The dollar which the laborer gets in the manufacturing towns of Illinois or on the farms of Indiana is good in all the commercial markets of the world, and with it he can buy his supplies and the necessaries of life for their value in gold; but if we were launched upon free silver he would have to buy his supplies and the necessaries of life upon the silver basis and trust to getting his pay advanced to correspond. It is this very fact to-day, that labor is paid on a silver basis, that is oppressing and degrading the labor in India, in Mexico, and in South America, and grinding it down to the lowest possible point. Are the workingmen and men with fixed salaries in this country going to submit to a like scheme of robbery?

The capitalist can take care of himself, for with his wealth he is able to so change his investments and make his contracts as not to suffer. But, for the sake of the political adventurer, for the financial boomer who has struck bad luck, shall we debase our currency, degrade ourselves to the level of a South American republic, and rob 95 per cent. of our people who depend for their support upon a fixed compensation?

There can be no question, if ever it is understood by the people, but that they will with practical unanimity be in favor of an honest dollar. The greenbacks must be retired; silver used for our internal commerce, but a silver that the government redeems in and makes as good as gold. The great mass of the people of this country must have an honest dollar, and that dollar must be, as I stated in the beginning, one that is good in any of the commercial markets of the world, and one which melted in the refining pot will bring 100 cents wherever it is sold.
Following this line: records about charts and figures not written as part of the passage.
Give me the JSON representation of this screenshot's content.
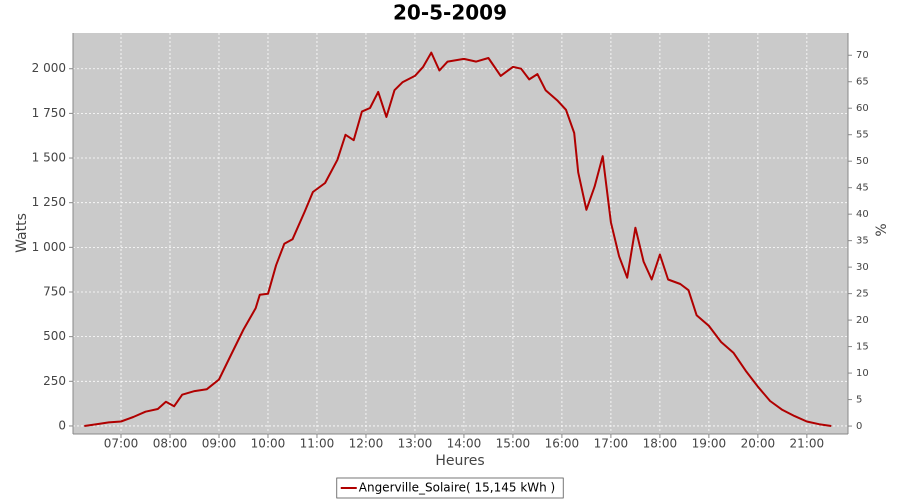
{
  "chart_data": {
    "type": "line",
    "title": "20-5-2009",
    "x_label": "Heures",
    "y_label": "Watts",
    "y2_label": "%",
    "x": [
      6.25,
      6.5,
      6.75,
      7,
      7.25,
      7.5,
      7.75,
      7.9167,
      8.0833,
      8.25,
      8.5,
      8.75,
      9,
      9.25,
      9.5,
      9.75,
      9.8333,
      10,
      10.1667,
      10.3333,
      10.5,
      10.75,
      10.9167,
      11.1667,
      11.4167,
      11.5833,
      11.75,
      11.9167,
      12.0833,
      12.25,
      12.4167,
      12.5833,
      12.75,
      13,
      13.1667,
      13.3333,
      13.5,
      13.6667,
      14,
      14.25,
      14.5,
      14.75,
      15,
      15.1667,
      15.3333,
      15.5,
      15.6667,
      15.9167,
      16.0833,
      16.25,
      16.3333,
      16.5,
      16.6667,
      16.8333,
      17,
      17.1667,
      17.3333,
      17.5,
      17.6667,
      17.8333,
      18,
      18.1667,
      18.4167,
      18.5833,
      18.75,
      19,
      19.25,
      19.5,
      19.75,
      20,
      20.25,
      20.5,
      20.75,
      21,
      21.25,
      21.5
    ],
    "series": [
      {
        "name": "Angerville_Solaire( 15,145 kWh )",
        "color": "#b00000",
        "values": [
          0,
          10,
          20,
          25,
          50,
          80,
          95,
          135,
          110,
          175,
          195,
          205,
          260,
          400,
          540,
          660,
          735,
          740,
          900,
          1020,
          1045,
          1200,
          1310,
          1360,
          1490,
          1630,
          1600,
          1760,
          1780,
          1870,
          1730,
          1880,
          1925,
          1960,
          2010,
          2090,
          1990,
          2040,
          2055,
          2040,
          2060,
          1960,
          2010,
          2000,
          1940,
          1970,
          1880,
          1820,
          1770,
          1640,
          1420,
          1210,
          1340,
          1510,
          1140,
          950,
          830,
          1110,
          920,
          820,
          960,
          820,
          795,
          760,
          620,
          560,
          470,
          410,
          310,
          220,
          140,
          90,
          55,
          25,
          10,
          0
        ]
      }
    ],
    "xlim": [
      6.02,
      21.84
    ],
    "xticks": [
      {
        "value": 7,
        "label": "07:00"
      },
      {
        "value": 8,
        "label": "08:00"
      },
      {
        "value": 9,
        "label": "09:00"
      },
      {
        "value": 10,
        "label": "10:00"
      },
      {
        "value": 11,
        "label": "11:00"
      },
      {
        "value": 12,
        "label": "12:00"
      },
      {
        "value": 13,
        "label": "13:00"
      },
      {
        "value": 14,
        "label": "14:00"
      },
      {
        "value": 15,
        "label": "15:00"
      },
      {
        "value": 16,
        "label": "16:00"
      },
      {
        "value": 17,
        "label": "17:00"
      },
      {
        "value": 18,
        "label": "18:00"
      },
      {
        "value": 19,
        "label": "19:00"
      },
      {
        "value": 20,
        "label": "20:00"
      },
      {
        "value": 21,
        "label": "21:00"
      }
    ],
    "ylim": [
      -45,
      2200
    ],
    "yticks": [
      0,
      250,
      500,
      750,
      {
        "value": 1000,
        "label": "1 000"
      },
      {
        "value": 1250,
        "label": "1 250"
      },
      {
        "value": 1500,
        "label": "1 500"
      },
      {
        "value": 1750,
        "label": "1 750"
      },
      {
        "value": 2000,
        "label": "2 000"
      }
    ],
    "y2lim": [
      -1.5,
      74.2
    ],
    "y2ticks": [
      0,
      5,
      10,
      15,
      20,
      25,
      30,
      35,
      40,
      45,
      50,
      55,
      60,
      65,
      70
    ],
    "grid": true,
    "legend": "bottom"
  }
}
There are some great epochs in the history of our country in which great advantages were secured for the masses. Prominent among them was the restoration of our credit and currency a century since by George Washington, aided by Alexander Hamilton, his great Secretary of the Treasury. Another was the defeat of the greenback inflation in 1874 by General Grant, and the resumption of specie payments later, when, perhaps, he served his country better than upon the battle-fields of Virginia. Side by side with these achievements will be written the heroic efforts of Grover Cleveland to save our national honor from the assaults of the financial cranks of the present Congress. He may have made mistakes; we may not approve of the means used to accomplish the end; but underlying all is the honest purpose and the courageous resolve which will be recorded in history and read with pride by future Americans long after the hand of oblivion shall have kindly obliterated the weaknesses and follies of the present Congress.